Assortment optimization with visibility constraints

Motivated by applications in e-retail and online advertising, we study the problem of assortment optimization under visibility constraints (APV). Here, we are given a universe of substitutable products and a stream of customers. The objective is to determine the optimal assortment of products to offer to each customer in order to maximize the total expected revenue, subject to exogenously-given visibility constraints, stating that each product should be shown to a minimum number of customers. We assume that customer choices follow a Multinomial Logit model (MNL). We provide a structural characterization of optimal assortments and present a linear time algorithm for solving APV. To this end, we introduce a novel function called the “expanded revenue" of an assortment and establish its supermodularity; our algorithm takes advantage of this structural property.

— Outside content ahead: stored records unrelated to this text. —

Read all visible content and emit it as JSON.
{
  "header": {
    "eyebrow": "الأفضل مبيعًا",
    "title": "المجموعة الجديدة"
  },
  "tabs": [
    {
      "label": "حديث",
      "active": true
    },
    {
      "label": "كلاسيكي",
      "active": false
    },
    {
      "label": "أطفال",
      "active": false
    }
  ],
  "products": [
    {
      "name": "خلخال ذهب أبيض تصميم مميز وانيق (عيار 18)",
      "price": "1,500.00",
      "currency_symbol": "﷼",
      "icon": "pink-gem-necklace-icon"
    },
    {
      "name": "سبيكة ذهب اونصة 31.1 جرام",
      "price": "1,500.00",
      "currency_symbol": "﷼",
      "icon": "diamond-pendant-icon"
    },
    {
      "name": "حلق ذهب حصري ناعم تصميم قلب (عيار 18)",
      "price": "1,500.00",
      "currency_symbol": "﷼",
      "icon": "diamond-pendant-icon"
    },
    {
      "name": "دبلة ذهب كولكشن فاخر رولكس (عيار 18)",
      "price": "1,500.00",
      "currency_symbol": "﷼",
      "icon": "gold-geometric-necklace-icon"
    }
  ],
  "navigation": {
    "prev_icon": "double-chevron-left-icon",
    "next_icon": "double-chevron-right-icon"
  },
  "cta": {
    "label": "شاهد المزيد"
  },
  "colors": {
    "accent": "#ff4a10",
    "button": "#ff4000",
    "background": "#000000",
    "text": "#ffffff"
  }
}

Additionally, we prove that APV can be formulated as a compact linear program. Next, we consider APV with cardinality constraints, which limit the maximum number of products that can be included in an assortment. We prove this problem to be strongly NP-hard and not admitting a Fully Polynomial Time Approximation Scheme (FPTAS), even when all products have identical prices. Subsequently, we devise a Polynomial Time Approximation Scheme (PTAS) for APV under cardinality constraints with identical prices. We also examine the revenue loss resulting from the enforcement of visibility constraints, comparing it to the unconstrained problem. To offset this loss, we propose a novel strategy to distribute the loss incurred among the products subject to visibility constraints, charging each vendor an amount proportional to their product’s contribution to the revenue loss.